Unrelated to the post, heard you on Radio Ulster, don't listen to the publishers!!

seana said...

I'll second that, Anonymous.

I really don't know enough about nuclear fusion to know if that's the way out, but judging by recent evidence, nuclear reactors do not really seem like a way out of the energy crisis, at least ethically speaking.

It does seem true that most of the debate is split along lines that have nothing to do with scientific evidence, given that a whole lot of us aren't educated well enough to have a truly informed opinion.

adrian mckinty said...

Anon

Yeah that was fun wasn't it?

adrian mckinty said...

Seana

I think Fusion really could be something if they could get it to work, but will they ever get it to work?

I think Lynas is a little to free and easy about the safey concerns of fast breeder reactors.

André Pilz said...

Well - my country supports the children who lived or whose parents lived in Belarus, children who still suffer from the nuclear power plant accident in Cheronobyl (some of them were not even born then and still suffer, which is scary), I met some of them once, I am very glad my country will give up nuclear power soon (I think 2020), and all parties in the parliament agree from the Greens to the conservatives (Angela Merkel said this year: Nuclear Power Plants are not controllable - after promoting them for decades). I like different opinions, but Mark Lynas - if I may jugde him from his appearence in our medias, I have not read his book - is a very good salesman, who can sell his strong views very good and gets a lot of attention. Some well known scientists have torn some of his thesis to shred here. Which might not mean his wrong, I just think, if you go to the public with very provocative thesis you get a lot of attention, no matter, if they are build on sand or stone. I do hope my country will take the step to the future with alternative energies. We'll see if we can make it.

adrian mckinty said...

Andre

Yeah I am very suspicious of fission reactors. I mean the timing of Lynas's book couldnt have been worse could it what with the disaster in Japan in everything, but Lynas is such a terrific salesman that somehow he seems to have turned all that to his advantage. I dont quite know how.

Sheiler said...

I think on paper nuclear is the best way we have for energy but man in real life practice, it's foolhardy.
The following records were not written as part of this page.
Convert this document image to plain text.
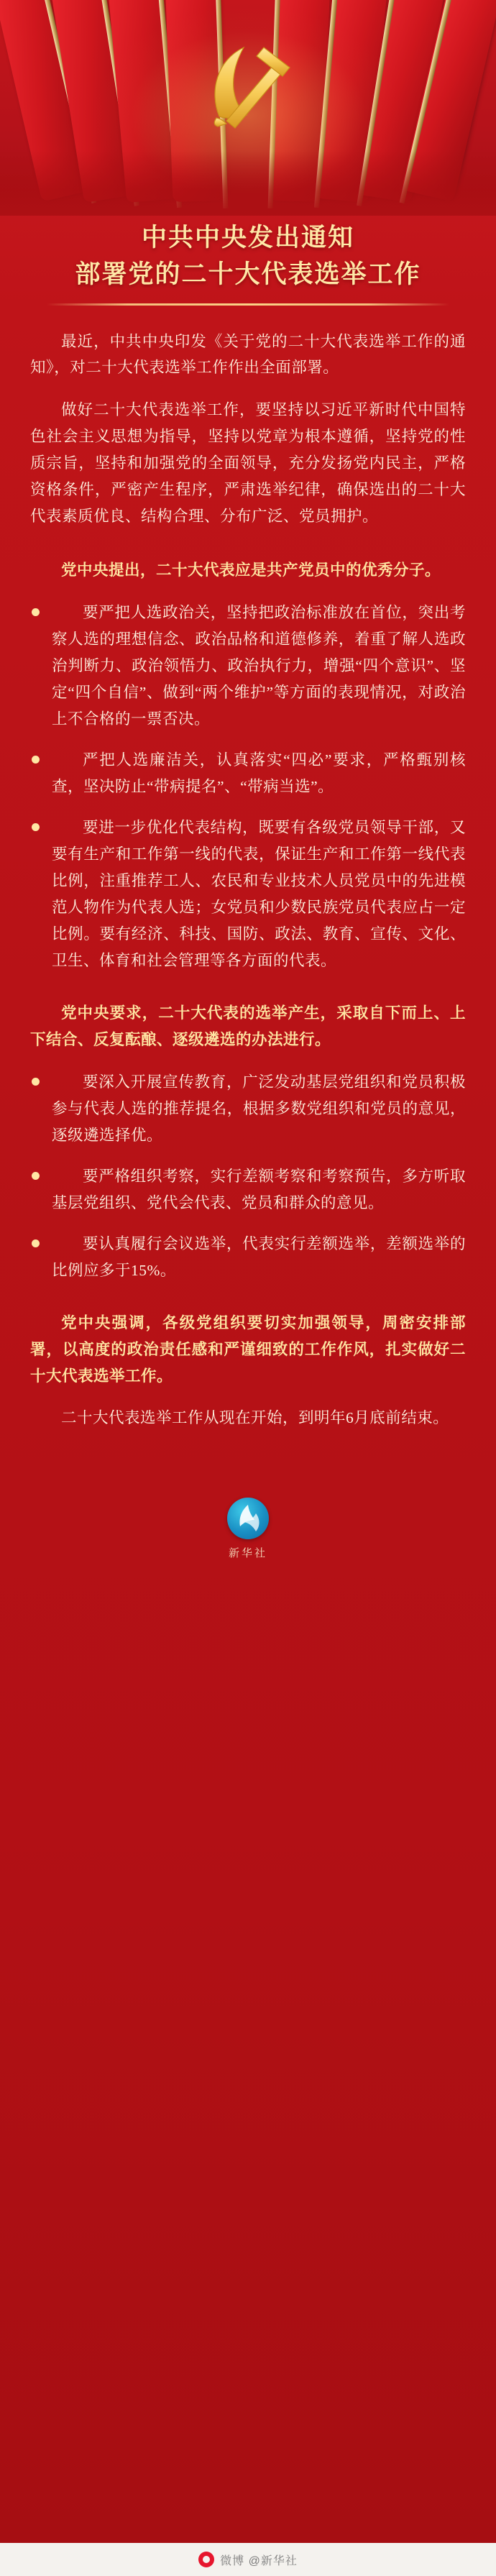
中共中央发出通知
部署党的二十大代表选举工作

最近，中共中央印发《关于党的二十大代表选举工作的通知》，对二十大代表选举工作作出全面部署。

做好二十大代表选举工作，要坚持以习近平新时代中国特色社会主义思想为指导，坚持以党章为根本遵循，坚持党的性质宗旨，坚持和加强党的全面领导，充分发扬党内民主，严格资格条件，严密产生程序，严肃选举纪律，确保选出的二十大代表素质优良、结构合理、分布广泛、党员拥护。

党中央提出，二十大代表应是共产党员中的优秀分子。

要严把人选政治关，坚持把政治标准放在首位，突出考察人选的理想信念、政治品格和道德修养，着重了解人选政治判断力、政治领悟力、政治执行力，增强“四个意识”、坚定“四个自信”、做到“两个维护”等方面的表现情况，对政治上不合格的一票否决。

严把人选廉洁关，认真落实“四必”要求，严格甄别核查，坚决防止“带病提名”、“带病当选”。

要进一步优化代表结构，既要有各级党员领导干部，又要有生产和工作第一线的代表，保证生产和工作第一线代表比例，注重推荐工人、农民和专业技术人员党员中的先进模范人物作为代表人选；女党员和少数民族党员代表应占一定比例。要有经济、科技、国防、政法、教育、宣传、文化、卫生、体育和社会管理等各方面的代表。

党中央要求，二十大代表的选举产生，采取自下而上、上下结合、反复酝酿、逐级遴选的办法进行。

要深入开展宣传教育，广泛发动基层党组织和党员积极参与代表人选的推荐提名，根据多数党组织和党员的意见，逐级遴选择优。

要严格组织考察，实行差额考察和考察预告，多方听取基层党组织、党代会代表、党员和群众的意见。

要认真履行会议选举，代表实行差额选举，差额选举的比例应多于15%。

党中央强调，各级党组织要切实加强领导，周密安排部署，以高度的政治责任感和严谨细致的工作作风，扎实做好二十大代表选举工作。

二十大代表选举工作从现在开始，到明年6月底前结束。

新华社
微博 @新华社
If people are involved in the constructing, running, and protecting the plants, we're doomed because someone will always be cutting corners. And the mistakes are so grave. It almost makes a great case to be ruled by robots.

But what I am curious about is the nonGM foods. Does he mention anything about people with allergies and GM foods? I once had to be hospitalized because I'd taken some chlorella (pill form) that had been cut with alflalfa, which was not indicated on the bottle because it hadn't been an ingredient. A gene from one element spliced into something else might possibly have similar effects on people.